The Reader With Discriminating Taste
The RWDT died last night, having succumbed to a merciless beating by Fifty Shades of Grey, The Hunger Games, and several other books whose identities haven’t yet been confirmed. Always regal, aloof, judgmental, critical, and mean, the RWDT worked hard to make everyone else feel that their reading material was worthless, stupid, and super-lame. The RWDT estate was small, comprising only ten books, the only ten worthy (in the RWTD’s estimation) to be called “Great Literachah” (included were War and Peace and Great Expectations). The RWDT’s will asks that people confine themselves to recommendations from the NYT Bestseller list.

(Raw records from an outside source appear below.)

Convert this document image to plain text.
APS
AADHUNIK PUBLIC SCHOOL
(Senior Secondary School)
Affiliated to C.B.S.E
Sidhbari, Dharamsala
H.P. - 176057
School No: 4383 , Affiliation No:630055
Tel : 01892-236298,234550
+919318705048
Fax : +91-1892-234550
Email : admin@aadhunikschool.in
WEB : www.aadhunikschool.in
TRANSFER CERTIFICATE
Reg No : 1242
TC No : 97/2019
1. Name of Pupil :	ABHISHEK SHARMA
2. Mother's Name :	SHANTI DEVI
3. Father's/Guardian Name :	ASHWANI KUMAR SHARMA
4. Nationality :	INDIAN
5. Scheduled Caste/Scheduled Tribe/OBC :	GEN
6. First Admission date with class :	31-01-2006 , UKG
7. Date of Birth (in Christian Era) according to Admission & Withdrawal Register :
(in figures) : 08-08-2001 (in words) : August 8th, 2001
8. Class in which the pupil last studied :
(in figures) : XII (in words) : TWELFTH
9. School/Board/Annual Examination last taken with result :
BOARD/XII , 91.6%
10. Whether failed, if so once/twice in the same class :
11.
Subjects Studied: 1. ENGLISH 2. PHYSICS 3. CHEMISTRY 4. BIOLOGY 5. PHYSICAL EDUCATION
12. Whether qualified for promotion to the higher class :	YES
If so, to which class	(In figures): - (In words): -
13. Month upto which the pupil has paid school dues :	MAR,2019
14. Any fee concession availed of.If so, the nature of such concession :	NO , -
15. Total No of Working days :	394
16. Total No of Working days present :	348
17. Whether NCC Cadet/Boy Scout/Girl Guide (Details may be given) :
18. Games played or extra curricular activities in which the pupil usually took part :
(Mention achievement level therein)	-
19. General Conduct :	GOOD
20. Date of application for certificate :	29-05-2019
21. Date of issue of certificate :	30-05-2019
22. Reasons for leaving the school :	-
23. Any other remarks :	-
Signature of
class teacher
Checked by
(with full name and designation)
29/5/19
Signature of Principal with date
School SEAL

The Writer of Liiiiiterachaaaaaaaahhhhh
The last in a long line of literary giants, the WoL died one week ago, at exactly 2:04am PST. And all of the WoLs before him? Well, Charles Dickens is dead. Fyodor Dostoyevsky- dead. Virginia Woolf- dead. Sinclair Lewis- also dead. Elizabeth Barrett Browning- very much dead. The WoL did his best to represent the angst-filled times in which he lived, where people only read crap and watched crap and spoke and wrote in acronyms. The Great Ideas, the Soaring Poetry of Prose: the WoL kept these alive in the 4-million-page tomes he churned out once every two decades. He was buried under a pile of collector’s editions.